FlowModels icon indicating copy to clipboard operation
FlowModels copied to clipboard

student_loss.backward() in LADD

Open jzhang38 opened this issue 1 year ago • 3 comments

student_loss.backward()
torch.nn.utils.clip_grad_norm_(student_unet.parameters(), 1.0)
student_optimizer.step()
student_scheduler.step()
student_optimizer.zero_grad()

Wouldn' t above code generate gradients on the discriminator as well? Then in the next training iter, those gradients on the discriminator will be used to in optimizer.step . I think we need a discriminator_optimizer.zero_grad() after student_optimizer.zero_grad() ?

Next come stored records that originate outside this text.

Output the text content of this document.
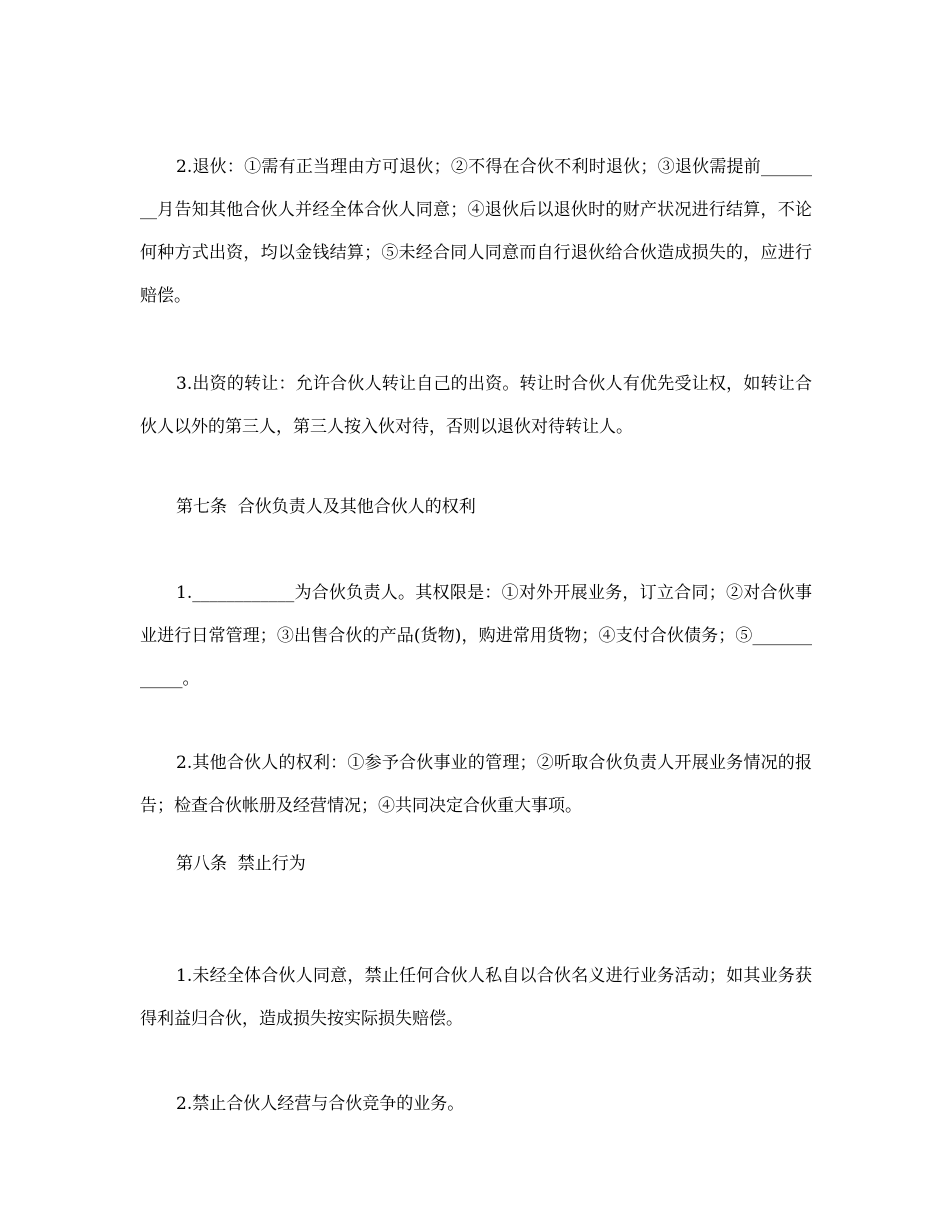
2.退伙：①需有正当理由方可退伙；②不得在合伙不利时退伙；③退伙需提前________月告知其他合伙人并经全体合伙人同意；④退伙后以退伙时的财产状况进行结算，不论何种方式出资，均以金钱结算；⑤未经合同人同意而自行退伙给合伙造成损失的，应进行赔偿。

3.出资的转让：允许合伙人转让自己的出资。转让时合伙人有优先受让权，如转让合伙人以外的第三人，第三人按入伙对待，否则以退伙对待转让人。

第七条  合伙负责人及其他合伙人的权利

1.____________为合伙负责人。其权限是：①对外开展业务，订立合同；②对合伙事业进行日常管理；③出售合伙的产品(货物)，购进常用货物；④支付合伙债务；⑤____________。

2.其他合伙人的权利：①参予合伙事业的管理；②听取合伙负责人开展业务情况的报告；检查合伙帐册及经营情况；④共同决定合伙重大事项。

第八条  禁止行为

1.未经全体合伙人同意，禁止任何合伙人私自以合伙名义进行业务活动；如其业务获得利益归合伙，造成损失按实际损失赔偿。

2.禁止合伙人经营与合伙竞争的业务。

jzhang38 avatar Nov 23 '24 20:11 jzhang38

    x_1_approx_noised = (1 - reshape_t(renoise_timesteps)) * x_1_approx + reshape_t(renoise_timesteps) * x_0_latent

I believe this line is wrong. Correct version should be"

    x_1_approx_noised =  reshape_t(renoise_timesteps) * x_1_approx + ( 1 - reshape_t(renoise_timesteps)) * x_0_latent

jzhang38 avatar Nov 23 '24 22:11 jzhang38

    x_1_approx_noised = (1 - reshape_t(renoise_timesteps)) * x_1_approx + reshape_t(renoise_timesteps) * x_0_latent

I believe this line is wrong. Correct version should be"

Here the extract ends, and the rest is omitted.